Wohngeldberechnung und die Zinseinkünfte aus Schmerzensgeld

Zinseinkünfte aus Schmerzensgeld sind bei der Wohngeldberechnung als Einkommen zu berücksichtigen

Das Bundesverwaltungsgericht in Leipzig hat jetzt entschieden, dass bei der Berechnung, ob und wie viel Wohngeld einem Antragsteller zusteht, dessen Zinseinkünfte auch dann als Einkommen zu berücksichtigen sind, wenn sie aus angelegtem Schmerzensgeld erzielt wurden.

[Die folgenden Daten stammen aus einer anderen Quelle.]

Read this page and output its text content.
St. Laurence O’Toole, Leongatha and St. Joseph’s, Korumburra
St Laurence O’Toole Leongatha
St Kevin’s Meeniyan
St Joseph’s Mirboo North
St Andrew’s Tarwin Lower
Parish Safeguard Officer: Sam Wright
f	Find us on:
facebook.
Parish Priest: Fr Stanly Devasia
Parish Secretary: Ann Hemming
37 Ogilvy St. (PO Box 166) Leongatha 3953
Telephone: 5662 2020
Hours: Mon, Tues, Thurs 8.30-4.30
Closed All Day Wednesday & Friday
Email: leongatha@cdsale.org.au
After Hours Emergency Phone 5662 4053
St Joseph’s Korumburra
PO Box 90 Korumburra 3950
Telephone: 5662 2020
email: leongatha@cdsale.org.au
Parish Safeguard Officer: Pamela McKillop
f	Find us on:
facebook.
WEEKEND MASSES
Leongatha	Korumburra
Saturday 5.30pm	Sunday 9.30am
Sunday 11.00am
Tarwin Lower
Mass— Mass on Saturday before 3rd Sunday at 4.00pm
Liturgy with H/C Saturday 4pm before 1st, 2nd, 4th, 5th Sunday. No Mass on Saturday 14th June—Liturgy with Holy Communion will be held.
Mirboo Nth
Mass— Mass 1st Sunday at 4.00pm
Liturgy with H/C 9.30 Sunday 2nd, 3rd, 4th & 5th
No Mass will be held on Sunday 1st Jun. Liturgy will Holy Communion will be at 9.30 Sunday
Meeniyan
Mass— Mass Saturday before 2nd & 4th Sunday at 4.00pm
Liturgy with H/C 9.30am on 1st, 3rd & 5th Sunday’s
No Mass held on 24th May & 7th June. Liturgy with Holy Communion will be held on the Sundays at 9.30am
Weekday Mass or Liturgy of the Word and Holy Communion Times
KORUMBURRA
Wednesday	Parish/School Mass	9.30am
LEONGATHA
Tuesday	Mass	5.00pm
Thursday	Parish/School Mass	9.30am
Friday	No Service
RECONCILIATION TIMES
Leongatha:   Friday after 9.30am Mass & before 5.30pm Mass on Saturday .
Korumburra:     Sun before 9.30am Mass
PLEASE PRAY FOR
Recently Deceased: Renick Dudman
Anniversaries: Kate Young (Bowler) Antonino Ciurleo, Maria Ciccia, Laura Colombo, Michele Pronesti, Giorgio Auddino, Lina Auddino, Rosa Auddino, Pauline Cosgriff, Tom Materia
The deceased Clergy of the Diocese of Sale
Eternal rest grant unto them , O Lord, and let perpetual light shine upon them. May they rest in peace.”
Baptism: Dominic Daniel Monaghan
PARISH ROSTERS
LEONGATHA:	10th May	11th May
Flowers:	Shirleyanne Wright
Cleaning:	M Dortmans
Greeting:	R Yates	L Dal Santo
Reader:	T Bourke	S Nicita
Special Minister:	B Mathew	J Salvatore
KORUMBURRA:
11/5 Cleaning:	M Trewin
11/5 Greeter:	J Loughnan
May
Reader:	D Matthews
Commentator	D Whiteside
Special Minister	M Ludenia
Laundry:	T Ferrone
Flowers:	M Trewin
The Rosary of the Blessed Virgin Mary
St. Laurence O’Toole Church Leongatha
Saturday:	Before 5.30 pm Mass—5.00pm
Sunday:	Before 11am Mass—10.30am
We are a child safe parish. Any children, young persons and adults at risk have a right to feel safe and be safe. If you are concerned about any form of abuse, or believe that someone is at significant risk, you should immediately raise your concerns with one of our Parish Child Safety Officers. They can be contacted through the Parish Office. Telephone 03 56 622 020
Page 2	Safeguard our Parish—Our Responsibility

Im dem hier vom Bundesverwaltungsgericht entschiedenen Fall beantragte der Kläger, der eine monatliche Erwerbsunfähigkeitsrente von 698 € erhält, bei der Beklagten die Gewährung von Wohngeld. Diese lehnte den Antrag unter Hinweis darauf ab, dass der Kläger wegen eines ärztlichen Behandlungsfehlers ein Schmerzensgeld in Höhe von 107 500 € erhalten habe. Der hiergegen erhobenen Klage haben das Verwaltungsgericht Osnabrück und das Niedersächsische Oberverwaltungsgericht in Lüneburg teilweise stattgegeben. Das Schmerzensgeld sei bei der Berechnung von Wohngeld weder als Einkommen noch als Vermögen des Klägers zu berücksichtigen. Anders verhalte es sich aber für die Zinserträge, die der Kläger aus der Anlage des Schmerzensgeldes auf einem Bankkonto erzielt und die er für das Jahr 2009 mit 2 400 € beziffert habe. Diese seien als sein Einkommen zu berücksichtigen ...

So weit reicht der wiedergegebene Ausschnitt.